In the absence of a pending lawsuit, however, I cannot see why a federal plaintiff should be denied a federal forum in which to contend that his federal rights have been violated by state action. Such a conclusion implies no criticism of *866 the state courts. On the contrary, there is no question that the state judiciary is as fully capable as the federal to apply the federal constitution to enactments of the state legislature, see, e. g., Stone v. Powell, 465 U.S. 465, 493 n. 35, 96 S. Ct. 3037, 3051 n. 35, 49 L. Ed. 2d 1067 (1976). That alone, however, is no reason for federal courts to decline to exercise jurisdiction over federal questions once a plaintiff has elected to seek his relief here. In the absence of a pending state proceeding raising the same claim between the same litigants, we ought not to send him to the state courts merely because the state has an "interest" in the outcome of the litigation. Zwickler v. Koota, 389 U.S. 241, 248, 88 S. Ct. 391, 19 L. Ed. 2d 444 (1967). Cf. Mitchum v. Foster, 407 U.S. 225, 92 S. Ct. 2151, 32 L. Ed. 2d 705 (1972); Cottrell v. Virginia Electric & Power Co., 363 F. Supp. 692, 696 (E.D.Va.1973). A state has an interest whenever its statutes are challenged as violative of federal law. That interest, no matter how strong, does not give the state the right to have the issue decided in the forum of its choice.1
1 In the largest sense, the State's argument turns comity on its head.
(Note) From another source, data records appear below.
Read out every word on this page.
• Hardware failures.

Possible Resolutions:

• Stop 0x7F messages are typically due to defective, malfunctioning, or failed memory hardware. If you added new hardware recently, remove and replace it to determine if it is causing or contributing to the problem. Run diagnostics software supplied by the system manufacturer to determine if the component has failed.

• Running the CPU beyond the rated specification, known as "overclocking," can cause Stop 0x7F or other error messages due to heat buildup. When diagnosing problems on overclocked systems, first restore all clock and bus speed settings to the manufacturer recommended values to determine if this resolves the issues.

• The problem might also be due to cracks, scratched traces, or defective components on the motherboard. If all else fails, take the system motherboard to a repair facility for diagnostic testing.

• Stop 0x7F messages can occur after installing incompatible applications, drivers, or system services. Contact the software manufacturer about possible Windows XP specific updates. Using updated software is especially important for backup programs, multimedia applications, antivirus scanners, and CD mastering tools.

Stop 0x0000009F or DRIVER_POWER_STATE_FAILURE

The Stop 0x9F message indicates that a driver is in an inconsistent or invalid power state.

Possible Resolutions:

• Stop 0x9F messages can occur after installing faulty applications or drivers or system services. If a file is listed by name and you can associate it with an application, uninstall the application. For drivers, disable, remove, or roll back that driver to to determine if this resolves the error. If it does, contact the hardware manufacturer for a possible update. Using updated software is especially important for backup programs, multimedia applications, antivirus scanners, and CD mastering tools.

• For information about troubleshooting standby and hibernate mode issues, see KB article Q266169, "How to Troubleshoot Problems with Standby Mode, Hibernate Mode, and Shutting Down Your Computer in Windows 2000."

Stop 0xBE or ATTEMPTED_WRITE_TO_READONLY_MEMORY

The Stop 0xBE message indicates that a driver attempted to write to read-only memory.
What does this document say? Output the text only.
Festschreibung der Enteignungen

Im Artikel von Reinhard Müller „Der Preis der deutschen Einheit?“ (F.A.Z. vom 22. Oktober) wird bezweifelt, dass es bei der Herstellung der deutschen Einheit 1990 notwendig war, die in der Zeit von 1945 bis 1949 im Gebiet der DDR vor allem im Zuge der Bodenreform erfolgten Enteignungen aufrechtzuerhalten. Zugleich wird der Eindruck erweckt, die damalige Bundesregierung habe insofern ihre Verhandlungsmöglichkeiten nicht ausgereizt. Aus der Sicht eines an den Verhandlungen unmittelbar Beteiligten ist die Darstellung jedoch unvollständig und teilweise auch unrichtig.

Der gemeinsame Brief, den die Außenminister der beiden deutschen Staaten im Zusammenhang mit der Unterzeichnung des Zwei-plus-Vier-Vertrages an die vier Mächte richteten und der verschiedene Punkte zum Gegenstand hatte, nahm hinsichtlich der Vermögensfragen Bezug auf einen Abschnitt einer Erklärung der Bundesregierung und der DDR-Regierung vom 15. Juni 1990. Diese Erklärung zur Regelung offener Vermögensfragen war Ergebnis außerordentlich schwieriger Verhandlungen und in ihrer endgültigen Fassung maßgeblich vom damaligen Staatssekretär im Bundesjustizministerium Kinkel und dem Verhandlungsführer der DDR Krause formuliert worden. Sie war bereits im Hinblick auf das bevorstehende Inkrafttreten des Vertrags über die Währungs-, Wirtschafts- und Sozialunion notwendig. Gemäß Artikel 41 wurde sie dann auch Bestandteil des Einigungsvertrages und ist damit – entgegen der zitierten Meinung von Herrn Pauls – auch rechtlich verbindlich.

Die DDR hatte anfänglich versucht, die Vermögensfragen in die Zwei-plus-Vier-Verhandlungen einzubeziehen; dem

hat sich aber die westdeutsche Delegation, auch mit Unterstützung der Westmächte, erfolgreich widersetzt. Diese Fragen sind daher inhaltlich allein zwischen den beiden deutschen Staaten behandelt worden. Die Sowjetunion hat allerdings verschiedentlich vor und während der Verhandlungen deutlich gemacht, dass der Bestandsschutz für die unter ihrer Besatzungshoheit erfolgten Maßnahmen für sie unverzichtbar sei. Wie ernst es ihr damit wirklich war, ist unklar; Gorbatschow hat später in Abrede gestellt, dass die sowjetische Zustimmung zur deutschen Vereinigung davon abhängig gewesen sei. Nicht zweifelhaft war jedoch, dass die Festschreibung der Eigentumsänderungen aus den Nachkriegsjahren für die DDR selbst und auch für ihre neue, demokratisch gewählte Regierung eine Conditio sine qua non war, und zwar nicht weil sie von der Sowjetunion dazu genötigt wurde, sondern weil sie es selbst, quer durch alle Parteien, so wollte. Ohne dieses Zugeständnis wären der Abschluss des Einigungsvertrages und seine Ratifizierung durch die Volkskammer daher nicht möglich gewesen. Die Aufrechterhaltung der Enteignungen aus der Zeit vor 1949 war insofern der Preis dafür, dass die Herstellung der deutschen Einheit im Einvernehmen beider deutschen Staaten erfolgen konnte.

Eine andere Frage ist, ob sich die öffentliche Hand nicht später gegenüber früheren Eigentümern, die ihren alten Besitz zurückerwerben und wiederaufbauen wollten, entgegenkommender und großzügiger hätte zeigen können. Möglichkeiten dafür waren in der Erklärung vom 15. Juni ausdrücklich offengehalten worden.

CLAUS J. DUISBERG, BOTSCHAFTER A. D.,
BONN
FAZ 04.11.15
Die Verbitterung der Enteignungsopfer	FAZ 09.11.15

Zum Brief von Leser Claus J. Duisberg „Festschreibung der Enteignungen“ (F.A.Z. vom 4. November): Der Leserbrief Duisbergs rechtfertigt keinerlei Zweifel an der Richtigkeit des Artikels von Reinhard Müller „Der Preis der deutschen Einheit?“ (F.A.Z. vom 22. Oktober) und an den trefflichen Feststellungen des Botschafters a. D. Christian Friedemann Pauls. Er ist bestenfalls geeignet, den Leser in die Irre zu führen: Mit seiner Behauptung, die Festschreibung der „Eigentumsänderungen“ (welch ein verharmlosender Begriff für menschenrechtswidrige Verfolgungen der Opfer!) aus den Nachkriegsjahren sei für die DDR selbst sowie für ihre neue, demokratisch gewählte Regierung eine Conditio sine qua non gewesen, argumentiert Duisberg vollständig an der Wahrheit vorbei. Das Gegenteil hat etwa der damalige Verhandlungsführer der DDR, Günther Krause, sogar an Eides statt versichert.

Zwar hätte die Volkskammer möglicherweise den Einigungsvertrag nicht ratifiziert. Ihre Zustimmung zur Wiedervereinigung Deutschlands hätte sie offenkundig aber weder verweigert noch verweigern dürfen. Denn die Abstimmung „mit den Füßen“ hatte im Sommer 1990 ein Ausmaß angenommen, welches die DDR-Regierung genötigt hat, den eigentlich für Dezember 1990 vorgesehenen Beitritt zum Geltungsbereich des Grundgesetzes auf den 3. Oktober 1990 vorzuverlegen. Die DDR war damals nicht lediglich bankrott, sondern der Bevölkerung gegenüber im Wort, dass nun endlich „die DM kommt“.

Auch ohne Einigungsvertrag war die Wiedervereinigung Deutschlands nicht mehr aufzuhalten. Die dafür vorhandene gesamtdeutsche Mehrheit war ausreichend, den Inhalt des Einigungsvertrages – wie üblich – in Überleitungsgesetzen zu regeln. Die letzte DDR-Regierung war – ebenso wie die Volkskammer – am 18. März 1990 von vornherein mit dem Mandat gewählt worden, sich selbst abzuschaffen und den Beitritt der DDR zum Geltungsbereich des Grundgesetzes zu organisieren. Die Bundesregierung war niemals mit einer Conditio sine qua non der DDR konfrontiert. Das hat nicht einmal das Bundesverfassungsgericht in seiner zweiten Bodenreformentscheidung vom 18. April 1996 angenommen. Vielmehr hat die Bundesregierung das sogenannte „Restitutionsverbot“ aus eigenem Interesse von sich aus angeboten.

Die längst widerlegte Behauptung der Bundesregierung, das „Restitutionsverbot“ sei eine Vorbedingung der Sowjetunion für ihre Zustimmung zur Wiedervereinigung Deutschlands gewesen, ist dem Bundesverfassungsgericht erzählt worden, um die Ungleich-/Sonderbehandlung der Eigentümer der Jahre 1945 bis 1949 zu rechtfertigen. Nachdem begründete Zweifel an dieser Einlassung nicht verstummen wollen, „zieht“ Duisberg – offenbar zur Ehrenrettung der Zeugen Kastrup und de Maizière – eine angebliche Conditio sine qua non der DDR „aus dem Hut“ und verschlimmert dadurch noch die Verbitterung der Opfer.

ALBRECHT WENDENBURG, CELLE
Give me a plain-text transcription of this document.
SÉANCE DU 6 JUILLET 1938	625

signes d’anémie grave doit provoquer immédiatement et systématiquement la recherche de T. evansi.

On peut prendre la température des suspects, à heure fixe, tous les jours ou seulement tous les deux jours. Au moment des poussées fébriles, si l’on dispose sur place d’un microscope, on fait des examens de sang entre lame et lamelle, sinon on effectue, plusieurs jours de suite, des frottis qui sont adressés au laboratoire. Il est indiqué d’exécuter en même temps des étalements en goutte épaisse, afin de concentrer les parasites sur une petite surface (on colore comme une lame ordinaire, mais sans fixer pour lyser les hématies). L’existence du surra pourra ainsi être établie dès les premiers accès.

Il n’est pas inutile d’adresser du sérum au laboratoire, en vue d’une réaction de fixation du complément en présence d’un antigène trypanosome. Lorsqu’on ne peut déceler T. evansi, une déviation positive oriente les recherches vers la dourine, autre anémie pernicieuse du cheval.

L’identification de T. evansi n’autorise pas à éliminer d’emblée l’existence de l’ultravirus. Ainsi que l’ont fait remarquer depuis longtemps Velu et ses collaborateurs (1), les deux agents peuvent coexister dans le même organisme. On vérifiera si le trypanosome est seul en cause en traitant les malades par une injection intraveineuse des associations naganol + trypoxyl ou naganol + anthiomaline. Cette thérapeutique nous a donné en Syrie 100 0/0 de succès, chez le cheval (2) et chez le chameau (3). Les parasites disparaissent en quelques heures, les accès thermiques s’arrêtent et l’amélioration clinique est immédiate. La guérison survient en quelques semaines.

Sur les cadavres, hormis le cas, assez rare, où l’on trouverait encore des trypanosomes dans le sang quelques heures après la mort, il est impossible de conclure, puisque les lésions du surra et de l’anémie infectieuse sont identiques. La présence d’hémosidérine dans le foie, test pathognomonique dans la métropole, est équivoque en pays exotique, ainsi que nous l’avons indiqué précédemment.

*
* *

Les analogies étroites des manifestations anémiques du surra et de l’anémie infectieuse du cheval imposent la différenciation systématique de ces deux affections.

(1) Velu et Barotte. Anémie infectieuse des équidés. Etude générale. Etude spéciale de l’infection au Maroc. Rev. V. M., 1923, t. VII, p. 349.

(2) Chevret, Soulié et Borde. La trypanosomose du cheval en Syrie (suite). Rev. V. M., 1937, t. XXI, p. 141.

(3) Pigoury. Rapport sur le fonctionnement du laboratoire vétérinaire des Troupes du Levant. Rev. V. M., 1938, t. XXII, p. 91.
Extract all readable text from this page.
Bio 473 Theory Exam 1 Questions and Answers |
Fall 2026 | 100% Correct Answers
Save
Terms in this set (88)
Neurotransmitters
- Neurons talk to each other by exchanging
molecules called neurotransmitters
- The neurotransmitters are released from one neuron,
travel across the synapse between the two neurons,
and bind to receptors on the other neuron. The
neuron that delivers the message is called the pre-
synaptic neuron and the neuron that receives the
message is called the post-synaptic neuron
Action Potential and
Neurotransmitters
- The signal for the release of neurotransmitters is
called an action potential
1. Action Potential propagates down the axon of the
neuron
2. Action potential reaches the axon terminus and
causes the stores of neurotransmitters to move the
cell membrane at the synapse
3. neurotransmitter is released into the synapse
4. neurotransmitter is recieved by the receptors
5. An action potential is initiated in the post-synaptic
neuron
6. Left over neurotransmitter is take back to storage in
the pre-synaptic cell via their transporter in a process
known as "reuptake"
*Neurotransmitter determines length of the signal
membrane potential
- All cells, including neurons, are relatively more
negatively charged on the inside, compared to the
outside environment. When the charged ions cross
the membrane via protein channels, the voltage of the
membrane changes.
Why should the State be concerned whether this litigation proceeds here or elsewhere? If the courts of both sovereignties are equally competent to vindicate federal rights, are they not equally competent to vindicate state interests as well? In the absence of a pending state lawsuit, what "interest" does the State have in plaintiffs' choice of forum?NOTES
 See also Carey v. Sugar, 425 U.S. 73, 96 S. Ct. 1208, 47 L. Ed. 2d 587 (1976).
 It is interesting to note earlier cases where only equitable doctrines were applied. For instance in Massachusetts State Grange v. Benton, 272 U.S. 525, 527 [47 S. Ct. 189, 190, 71 L. Ed. 387] (1926), the Court through Mr. Justice Holmes stated that
[t]he Court below found no inconsistency between the two Acts and we have seen no sufficient reason for differing from it upon that point. But it also went on the important rule, which we desire to emphasize, that no injunction ought to issue against officers of a State clothed with authority to enforce the law in question, unless in a case reasonably free from doubt and when necessary to prevent great and irreparable harm. (Emphasis added).